US and Nigerian Brethren Gather for Love Feast at Camp Ithiel in Atlantic Southeast District

Photo by Cheryl Brumbaugh-Cayford
The Nigerian Brethren group that toured in the United States this summer included an EYN Women’s Fellowship Choir and members of the BEST group, along with EYN denominational staff. Shown here: the whole tour group poses for a picture during a visit to the Church of the Brethren General Offices in Elgin, Ill.

 

By Bob Krouse

Following the closing worship service of the 229th Annual Conference of the Church of the Brethren, in Tampa, Fla., there was a second gathering of Brethren at Camp Ithiel in Atlantic Southeast District. The EYN Women’s Fellowship Choir and a number of other guests from Ekklesiyar Yan’uwa a Nigeria (EYN, the Church of the Brethren in Nigeria) stayed at the camp for a time of rest and recovery following a demanding tour that took them to Church of the Brethren congregations across the United States.

My wife and I lived and served in Nigeria in the 1980s and then again from 2004-06. We now live in Florida and were delighted to spend some extra time with our Nigerian brothers and sisters. The years we spent in Nigeria were brief compared to other missionaries who spent most of their lives there. Nevertheless, we have a deep affection for the people and culture of Nigeria.

When our plane touched down in Abuja, the capital of Nigeria, nearly 20 years after our earlier time of service there, it felt remarkably like returning home. The fragrant scents of charcoal fires, kerosene lamps, and the reddish dust of Nigerian earth conjured up vivid memories and emotions. On our return to Nigeria we sensed the familiar fragrance of home.
The gathering of Nigerian and US Brethren at Camp Ithiel provided a similar sense of coming home. Following the closing worship service of Annual Conference, the Nigerian group headed to the camp about two hours away, and prepared for their final concert of the tour which took place later that evening.

When they arrived at the camp they discovered that their drums and other instruments were in another vehicle that was on its way to Lancaster, Pa. No worries. The concert went off without a hitch with the help of a couple of trash cans as drums, a set of bongos, and a beaded shaker from the office of camp director Mike Neff. The dining hall at Camp Ithiel has seldom been livelier.

The following morning was set aside for conversation. The day began with impromptu conversations, followed by an open conversation moderated by John Mueller, district executive of Atlantic Southeast District. For nearly three hours, the little white chapel at Camp Ithiel buzzed with conversation. Nigerian guests shared stories of tragedy and triumph, thanksgiving and praise. They were generous in their appreciation for the financial aid and prayer support offered by US Brethren.

When the conversation concluded, the group prepared to celebrate love feast. Brethren from Florida, Illinois, Pennsylvania, and Nigeria gathered in the dining hall for the love feast meal, then returned to the chapel for feetwashing and the bread and the cup of communion. The Nigerians significantly outnumbered the Americans, like at that first Brethren worship service in Garkida, Nigeria, in 1923.
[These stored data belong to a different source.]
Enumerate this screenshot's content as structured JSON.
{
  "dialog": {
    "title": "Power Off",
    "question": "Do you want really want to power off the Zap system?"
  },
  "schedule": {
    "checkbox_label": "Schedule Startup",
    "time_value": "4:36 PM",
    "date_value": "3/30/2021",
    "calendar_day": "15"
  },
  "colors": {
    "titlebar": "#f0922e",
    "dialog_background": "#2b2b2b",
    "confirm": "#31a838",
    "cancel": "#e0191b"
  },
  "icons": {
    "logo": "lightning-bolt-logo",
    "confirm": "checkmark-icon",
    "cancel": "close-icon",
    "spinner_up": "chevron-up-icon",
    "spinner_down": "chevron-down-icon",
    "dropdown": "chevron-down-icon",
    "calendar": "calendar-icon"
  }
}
A bronze plague has been placed under the Tamarind tree where that first gathering in Nigeria took place, inscribed with the scripture lesson mission founder Stover Kulp read that day: “So then you are no longer strangers and aliens, but you are citizens with the saints and also members of the household of God, built upon the foundation of the apostles and prophets, with Christ Jesus himself as the cornerstone. In him the whole structure is joined together and grows into a holy temple in the Lord; in whom you also are built together spiritually into a dwelling place for God” (Ephesians 2:19-22).

That was the essence of the love feast service at Camp Ithiel–members of the family of God, built on the foundation of the apostles and prophets, with Christ Jesus as cornerstone. Mixed among the Nigerians were former missionaries, Brethren Volunteer Service workers, Global Mission and Service staff, and people who have never set foot in Nigeria. I was amazed to discover that one of the Nigerians had visited our home when he was just a boy, when we lived in the Nigeria in the 1980s. I still have the picture I took of him 30 years ago, when he and several other boys were sitting on our front porch.

When we gathered that afternoon for love feast, we thought we had come together as strangers. We were reminded once again that in Christ Jesus we are no longer strangers but members of the same family. Our family may be scattered in many placed around the globe, but when we come together as the family of God, it feels very much like we have come home.

— Bob Krouse is project director of the Gathering, a church planting project of Atlantic Southeast District, and a former moderator of the Church of the Brethren Annual Conference.